SON SAAT
Akşam, ufukta beldeler eylerken iştiâl
Örter cebîn-i neş’eyi bir hüzn-i bî- sebep;
Sesler durur, hayâl uyuşur dilde, beste-leb,
Yüksekte nefha nefha eser bâd- infiâl.
Bülbül şikâr-ı sâye, sular şimdi pür-zılâl,
Sîmâ-yı âbı ra’şeler âheste meşy-i şeb;
Eşcâr dinlenir gibi, bir mûsikî-i kalb
Yorgun gezer havâları hicrân ü hüzne dâl.
Bî- rengî-i semâya döner, çehre-i hayât,
Pûşîdelerle rûha girer haşr-ı hâtırat,
Ağlar şebâb-ı münkesir âtî-i hâile...
Bir şehka-i hafî eder eşyâda ittisâ
İndikçe şimdi, hüzn-i garîb-i sevâhile
Âlâyiş-i nücûm ile bir leyle-i vedâ’.
(Bütün Şiirleri, 188)
SON SAAT
Akşam, ufukta kentler yanıp parlarken,
Sevincin alnını sebepsiz bir üzüntü örter;
Sesler durur, hayal uyuşur gönülde, dudaklar kapalı,
Yüksekte dargın rüzgâr güzel kokularıyla eser.
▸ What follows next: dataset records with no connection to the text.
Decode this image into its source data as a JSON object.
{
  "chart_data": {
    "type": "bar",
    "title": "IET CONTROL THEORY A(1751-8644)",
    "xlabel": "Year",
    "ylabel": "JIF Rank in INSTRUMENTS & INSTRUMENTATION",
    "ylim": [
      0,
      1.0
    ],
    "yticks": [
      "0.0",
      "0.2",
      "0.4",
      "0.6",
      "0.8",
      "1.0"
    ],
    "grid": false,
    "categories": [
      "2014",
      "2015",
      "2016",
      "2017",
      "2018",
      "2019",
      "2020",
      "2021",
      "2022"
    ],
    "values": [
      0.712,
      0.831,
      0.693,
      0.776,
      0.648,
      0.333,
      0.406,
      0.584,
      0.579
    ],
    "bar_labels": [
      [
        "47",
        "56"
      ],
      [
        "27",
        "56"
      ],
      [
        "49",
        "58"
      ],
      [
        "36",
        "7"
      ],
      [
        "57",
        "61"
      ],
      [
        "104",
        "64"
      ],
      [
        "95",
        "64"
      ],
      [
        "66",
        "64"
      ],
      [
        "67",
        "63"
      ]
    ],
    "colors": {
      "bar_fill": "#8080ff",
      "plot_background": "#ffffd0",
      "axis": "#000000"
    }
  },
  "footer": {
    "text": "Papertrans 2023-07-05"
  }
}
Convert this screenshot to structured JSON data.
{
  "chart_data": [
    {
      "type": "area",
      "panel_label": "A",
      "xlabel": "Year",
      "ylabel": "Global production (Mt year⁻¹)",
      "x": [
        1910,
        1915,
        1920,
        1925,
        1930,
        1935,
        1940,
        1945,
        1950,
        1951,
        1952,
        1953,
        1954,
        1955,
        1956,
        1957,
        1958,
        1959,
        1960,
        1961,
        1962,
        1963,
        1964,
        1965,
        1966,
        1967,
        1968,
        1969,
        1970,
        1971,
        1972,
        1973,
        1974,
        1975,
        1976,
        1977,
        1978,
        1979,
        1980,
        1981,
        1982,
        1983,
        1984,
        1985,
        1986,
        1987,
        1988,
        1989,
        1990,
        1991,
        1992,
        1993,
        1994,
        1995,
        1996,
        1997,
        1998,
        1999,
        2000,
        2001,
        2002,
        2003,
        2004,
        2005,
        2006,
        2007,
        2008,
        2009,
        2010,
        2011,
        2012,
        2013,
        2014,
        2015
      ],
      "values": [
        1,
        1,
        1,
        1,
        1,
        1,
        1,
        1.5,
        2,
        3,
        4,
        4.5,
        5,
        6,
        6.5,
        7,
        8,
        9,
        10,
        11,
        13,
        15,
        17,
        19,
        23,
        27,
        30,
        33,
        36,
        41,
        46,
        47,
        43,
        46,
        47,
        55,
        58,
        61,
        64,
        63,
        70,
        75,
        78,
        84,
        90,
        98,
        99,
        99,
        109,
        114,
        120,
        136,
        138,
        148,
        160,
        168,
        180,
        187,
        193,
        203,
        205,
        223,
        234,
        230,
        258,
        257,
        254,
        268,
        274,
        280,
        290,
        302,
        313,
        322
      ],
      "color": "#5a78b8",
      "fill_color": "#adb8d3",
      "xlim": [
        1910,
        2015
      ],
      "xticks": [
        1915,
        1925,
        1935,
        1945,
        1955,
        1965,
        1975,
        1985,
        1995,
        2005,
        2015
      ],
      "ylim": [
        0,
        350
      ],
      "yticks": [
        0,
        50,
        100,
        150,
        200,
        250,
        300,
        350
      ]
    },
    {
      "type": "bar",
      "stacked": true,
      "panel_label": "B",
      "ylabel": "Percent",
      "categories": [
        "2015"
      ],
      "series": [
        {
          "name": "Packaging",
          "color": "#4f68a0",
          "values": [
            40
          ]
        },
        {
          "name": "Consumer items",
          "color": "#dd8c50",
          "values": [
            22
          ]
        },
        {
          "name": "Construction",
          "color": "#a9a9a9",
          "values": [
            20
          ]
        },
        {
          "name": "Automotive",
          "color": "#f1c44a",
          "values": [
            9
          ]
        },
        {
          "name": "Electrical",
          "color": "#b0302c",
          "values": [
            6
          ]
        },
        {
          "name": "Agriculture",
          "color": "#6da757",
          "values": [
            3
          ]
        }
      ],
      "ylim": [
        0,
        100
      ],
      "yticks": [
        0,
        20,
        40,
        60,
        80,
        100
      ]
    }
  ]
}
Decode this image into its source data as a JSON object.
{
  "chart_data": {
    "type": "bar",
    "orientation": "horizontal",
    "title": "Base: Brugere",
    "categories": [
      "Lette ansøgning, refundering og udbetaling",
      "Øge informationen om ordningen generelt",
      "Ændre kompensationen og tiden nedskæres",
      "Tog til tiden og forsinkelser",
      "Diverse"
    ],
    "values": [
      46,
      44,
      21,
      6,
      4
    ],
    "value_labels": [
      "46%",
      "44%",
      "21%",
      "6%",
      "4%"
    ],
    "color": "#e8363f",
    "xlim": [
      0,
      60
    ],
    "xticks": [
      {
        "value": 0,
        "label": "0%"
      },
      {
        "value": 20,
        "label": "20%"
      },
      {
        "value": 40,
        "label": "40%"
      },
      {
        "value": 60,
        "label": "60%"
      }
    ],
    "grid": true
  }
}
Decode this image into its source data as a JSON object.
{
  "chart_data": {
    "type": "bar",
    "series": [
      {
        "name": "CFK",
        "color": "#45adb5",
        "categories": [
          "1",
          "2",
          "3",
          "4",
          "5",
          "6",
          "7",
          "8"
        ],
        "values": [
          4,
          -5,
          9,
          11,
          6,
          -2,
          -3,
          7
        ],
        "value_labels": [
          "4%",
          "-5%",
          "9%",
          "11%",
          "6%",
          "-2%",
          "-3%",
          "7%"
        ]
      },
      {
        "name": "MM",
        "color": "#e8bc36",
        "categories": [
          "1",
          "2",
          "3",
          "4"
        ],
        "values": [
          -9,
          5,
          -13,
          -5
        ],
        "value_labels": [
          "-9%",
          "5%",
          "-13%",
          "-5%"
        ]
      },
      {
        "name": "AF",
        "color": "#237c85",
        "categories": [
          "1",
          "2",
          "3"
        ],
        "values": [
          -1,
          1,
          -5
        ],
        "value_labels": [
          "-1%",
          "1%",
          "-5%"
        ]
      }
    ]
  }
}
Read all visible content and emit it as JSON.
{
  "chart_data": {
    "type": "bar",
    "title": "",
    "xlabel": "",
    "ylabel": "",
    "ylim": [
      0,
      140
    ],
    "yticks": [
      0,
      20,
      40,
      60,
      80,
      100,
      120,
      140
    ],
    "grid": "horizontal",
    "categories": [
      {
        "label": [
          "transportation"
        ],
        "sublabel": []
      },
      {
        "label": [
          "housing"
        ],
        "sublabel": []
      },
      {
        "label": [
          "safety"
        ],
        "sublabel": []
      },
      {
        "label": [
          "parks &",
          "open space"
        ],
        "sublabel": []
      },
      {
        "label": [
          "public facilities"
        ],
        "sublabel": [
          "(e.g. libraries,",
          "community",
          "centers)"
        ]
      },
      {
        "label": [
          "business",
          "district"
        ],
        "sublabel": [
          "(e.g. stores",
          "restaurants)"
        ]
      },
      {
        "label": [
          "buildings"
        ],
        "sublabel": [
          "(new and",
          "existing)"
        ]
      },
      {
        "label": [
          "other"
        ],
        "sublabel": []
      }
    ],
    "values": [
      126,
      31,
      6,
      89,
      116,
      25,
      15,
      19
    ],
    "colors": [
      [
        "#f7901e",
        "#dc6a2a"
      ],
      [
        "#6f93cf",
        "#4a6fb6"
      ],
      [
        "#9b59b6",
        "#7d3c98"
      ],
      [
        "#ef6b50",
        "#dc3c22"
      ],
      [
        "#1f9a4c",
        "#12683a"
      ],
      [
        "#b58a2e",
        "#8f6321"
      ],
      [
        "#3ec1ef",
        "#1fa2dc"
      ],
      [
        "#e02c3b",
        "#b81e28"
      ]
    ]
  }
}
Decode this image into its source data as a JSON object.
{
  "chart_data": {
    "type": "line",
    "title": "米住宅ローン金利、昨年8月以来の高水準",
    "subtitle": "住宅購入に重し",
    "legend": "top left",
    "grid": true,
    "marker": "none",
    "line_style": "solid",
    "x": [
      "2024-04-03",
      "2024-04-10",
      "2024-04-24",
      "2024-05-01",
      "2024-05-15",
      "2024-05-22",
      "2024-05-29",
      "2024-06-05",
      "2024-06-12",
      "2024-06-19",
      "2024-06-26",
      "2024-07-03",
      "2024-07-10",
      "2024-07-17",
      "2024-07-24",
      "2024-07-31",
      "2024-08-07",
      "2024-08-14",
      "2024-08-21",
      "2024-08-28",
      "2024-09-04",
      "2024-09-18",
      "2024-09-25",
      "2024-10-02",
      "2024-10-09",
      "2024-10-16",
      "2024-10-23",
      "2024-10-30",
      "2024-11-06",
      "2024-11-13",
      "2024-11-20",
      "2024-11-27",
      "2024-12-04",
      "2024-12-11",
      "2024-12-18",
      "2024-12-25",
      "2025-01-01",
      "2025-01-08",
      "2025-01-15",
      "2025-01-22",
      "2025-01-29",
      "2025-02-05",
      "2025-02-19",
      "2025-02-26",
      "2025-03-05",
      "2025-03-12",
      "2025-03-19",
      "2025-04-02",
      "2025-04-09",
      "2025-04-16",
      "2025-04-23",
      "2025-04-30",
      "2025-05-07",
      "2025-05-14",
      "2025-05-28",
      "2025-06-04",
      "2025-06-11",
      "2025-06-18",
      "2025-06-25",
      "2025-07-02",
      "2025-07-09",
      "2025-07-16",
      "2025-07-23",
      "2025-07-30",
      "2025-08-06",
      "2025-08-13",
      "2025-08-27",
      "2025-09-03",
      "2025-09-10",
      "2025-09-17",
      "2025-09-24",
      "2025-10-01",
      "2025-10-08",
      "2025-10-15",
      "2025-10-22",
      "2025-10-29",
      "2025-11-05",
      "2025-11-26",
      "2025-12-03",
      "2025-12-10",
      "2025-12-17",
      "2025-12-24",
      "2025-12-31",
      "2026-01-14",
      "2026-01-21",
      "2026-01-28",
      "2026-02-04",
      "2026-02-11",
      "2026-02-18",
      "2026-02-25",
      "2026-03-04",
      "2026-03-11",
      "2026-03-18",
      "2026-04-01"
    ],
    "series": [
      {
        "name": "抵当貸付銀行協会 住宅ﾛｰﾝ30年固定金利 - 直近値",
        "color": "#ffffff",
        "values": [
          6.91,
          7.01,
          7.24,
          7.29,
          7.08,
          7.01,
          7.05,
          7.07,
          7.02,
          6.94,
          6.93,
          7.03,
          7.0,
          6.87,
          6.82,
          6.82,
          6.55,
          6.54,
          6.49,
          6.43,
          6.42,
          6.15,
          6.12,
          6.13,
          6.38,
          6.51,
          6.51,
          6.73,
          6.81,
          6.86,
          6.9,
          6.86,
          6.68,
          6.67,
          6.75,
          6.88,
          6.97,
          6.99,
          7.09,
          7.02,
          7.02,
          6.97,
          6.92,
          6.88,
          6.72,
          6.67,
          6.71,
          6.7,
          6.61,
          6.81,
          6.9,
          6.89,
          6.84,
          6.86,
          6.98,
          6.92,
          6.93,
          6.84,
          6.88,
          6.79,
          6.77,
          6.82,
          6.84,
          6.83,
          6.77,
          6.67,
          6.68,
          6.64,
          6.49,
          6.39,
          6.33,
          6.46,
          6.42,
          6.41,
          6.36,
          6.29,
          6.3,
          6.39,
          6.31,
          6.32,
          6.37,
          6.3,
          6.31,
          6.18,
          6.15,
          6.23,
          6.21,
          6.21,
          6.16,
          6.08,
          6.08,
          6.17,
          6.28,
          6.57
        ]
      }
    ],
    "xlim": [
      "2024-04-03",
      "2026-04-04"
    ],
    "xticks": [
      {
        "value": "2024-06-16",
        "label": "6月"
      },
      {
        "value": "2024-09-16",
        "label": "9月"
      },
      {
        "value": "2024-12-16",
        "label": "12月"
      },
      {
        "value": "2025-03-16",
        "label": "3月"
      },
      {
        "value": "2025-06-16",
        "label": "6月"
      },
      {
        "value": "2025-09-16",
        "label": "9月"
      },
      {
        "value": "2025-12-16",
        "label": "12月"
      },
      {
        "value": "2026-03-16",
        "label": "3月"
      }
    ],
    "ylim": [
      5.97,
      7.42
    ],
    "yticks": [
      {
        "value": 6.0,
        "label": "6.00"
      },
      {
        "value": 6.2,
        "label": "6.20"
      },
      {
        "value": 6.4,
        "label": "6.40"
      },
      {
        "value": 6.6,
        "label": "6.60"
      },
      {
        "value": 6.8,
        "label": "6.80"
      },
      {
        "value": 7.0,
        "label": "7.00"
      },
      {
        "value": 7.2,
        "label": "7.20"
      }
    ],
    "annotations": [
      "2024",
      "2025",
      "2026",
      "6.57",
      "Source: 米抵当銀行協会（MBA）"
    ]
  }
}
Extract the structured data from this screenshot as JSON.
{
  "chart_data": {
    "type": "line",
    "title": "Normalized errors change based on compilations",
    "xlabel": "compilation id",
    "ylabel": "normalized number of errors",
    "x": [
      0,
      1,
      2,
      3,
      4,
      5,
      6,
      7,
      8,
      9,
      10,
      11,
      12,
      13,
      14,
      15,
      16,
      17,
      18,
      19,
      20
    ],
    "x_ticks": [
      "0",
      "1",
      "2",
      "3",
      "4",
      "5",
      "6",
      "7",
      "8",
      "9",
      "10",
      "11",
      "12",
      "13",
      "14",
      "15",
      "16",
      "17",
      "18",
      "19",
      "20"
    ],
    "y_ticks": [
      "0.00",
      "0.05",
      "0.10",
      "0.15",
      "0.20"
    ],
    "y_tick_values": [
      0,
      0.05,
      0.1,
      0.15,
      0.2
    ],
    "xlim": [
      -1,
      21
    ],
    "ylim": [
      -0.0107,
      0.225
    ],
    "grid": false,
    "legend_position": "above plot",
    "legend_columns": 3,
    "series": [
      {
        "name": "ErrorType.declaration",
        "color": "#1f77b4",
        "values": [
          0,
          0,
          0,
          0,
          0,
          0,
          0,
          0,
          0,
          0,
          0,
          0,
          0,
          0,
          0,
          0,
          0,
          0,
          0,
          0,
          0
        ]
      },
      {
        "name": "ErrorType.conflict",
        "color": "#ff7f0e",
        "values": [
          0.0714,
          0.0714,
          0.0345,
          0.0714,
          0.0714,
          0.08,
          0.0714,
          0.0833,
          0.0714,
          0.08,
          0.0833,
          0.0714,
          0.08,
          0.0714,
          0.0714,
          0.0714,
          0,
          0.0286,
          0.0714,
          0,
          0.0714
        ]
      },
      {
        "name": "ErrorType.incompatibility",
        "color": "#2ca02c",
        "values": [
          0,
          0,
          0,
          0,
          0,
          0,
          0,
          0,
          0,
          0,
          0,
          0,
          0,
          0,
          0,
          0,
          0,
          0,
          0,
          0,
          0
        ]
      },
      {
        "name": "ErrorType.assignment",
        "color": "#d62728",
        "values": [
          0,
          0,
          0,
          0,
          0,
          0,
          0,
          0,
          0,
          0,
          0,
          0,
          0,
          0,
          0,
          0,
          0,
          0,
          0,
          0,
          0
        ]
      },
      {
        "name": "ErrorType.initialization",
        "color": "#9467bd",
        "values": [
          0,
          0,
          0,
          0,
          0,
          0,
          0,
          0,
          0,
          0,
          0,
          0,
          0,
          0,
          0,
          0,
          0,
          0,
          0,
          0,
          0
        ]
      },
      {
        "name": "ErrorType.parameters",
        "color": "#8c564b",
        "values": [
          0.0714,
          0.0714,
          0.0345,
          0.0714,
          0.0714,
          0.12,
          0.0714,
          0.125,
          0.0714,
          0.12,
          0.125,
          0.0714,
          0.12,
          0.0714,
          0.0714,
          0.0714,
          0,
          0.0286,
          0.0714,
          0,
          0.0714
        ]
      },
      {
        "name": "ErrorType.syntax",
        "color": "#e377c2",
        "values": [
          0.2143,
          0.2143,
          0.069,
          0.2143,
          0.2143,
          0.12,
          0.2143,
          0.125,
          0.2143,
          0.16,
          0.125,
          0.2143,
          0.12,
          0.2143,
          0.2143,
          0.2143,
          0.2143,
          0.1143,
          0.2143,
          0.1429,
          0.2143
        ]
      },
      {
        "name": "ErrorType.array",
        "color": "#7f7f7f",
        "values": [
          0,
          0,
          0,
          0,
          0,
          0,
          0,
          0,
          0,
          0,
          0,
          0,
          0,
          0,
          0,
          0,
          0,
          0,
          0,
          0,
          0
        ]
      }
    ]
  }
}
Bülbül gölgeye gizlenir, sular gölgelerle doludur şimdi,
Suyun yüzünü gecenin yürüyüşü yavaşca titretir;
Ağaçlar dinlenir gibi, bir yürek ezgisi
Yorgun gezer havaları, ayrılık ve sıkıntıyı belirtir.
Hayatın yüzü göğün renksizliğine dönüşür,
Ruha girer anıların mahşeri örtülerle,
Ağlar kırgın korkulu geleceğe.
Bir gizli hıçkırık eşyada genişleyip çoğalır,
İndikçe şimdi kıyıların garip üzüntüsüne
Bir ayrılık gecesi yıldızların gösterişiyle.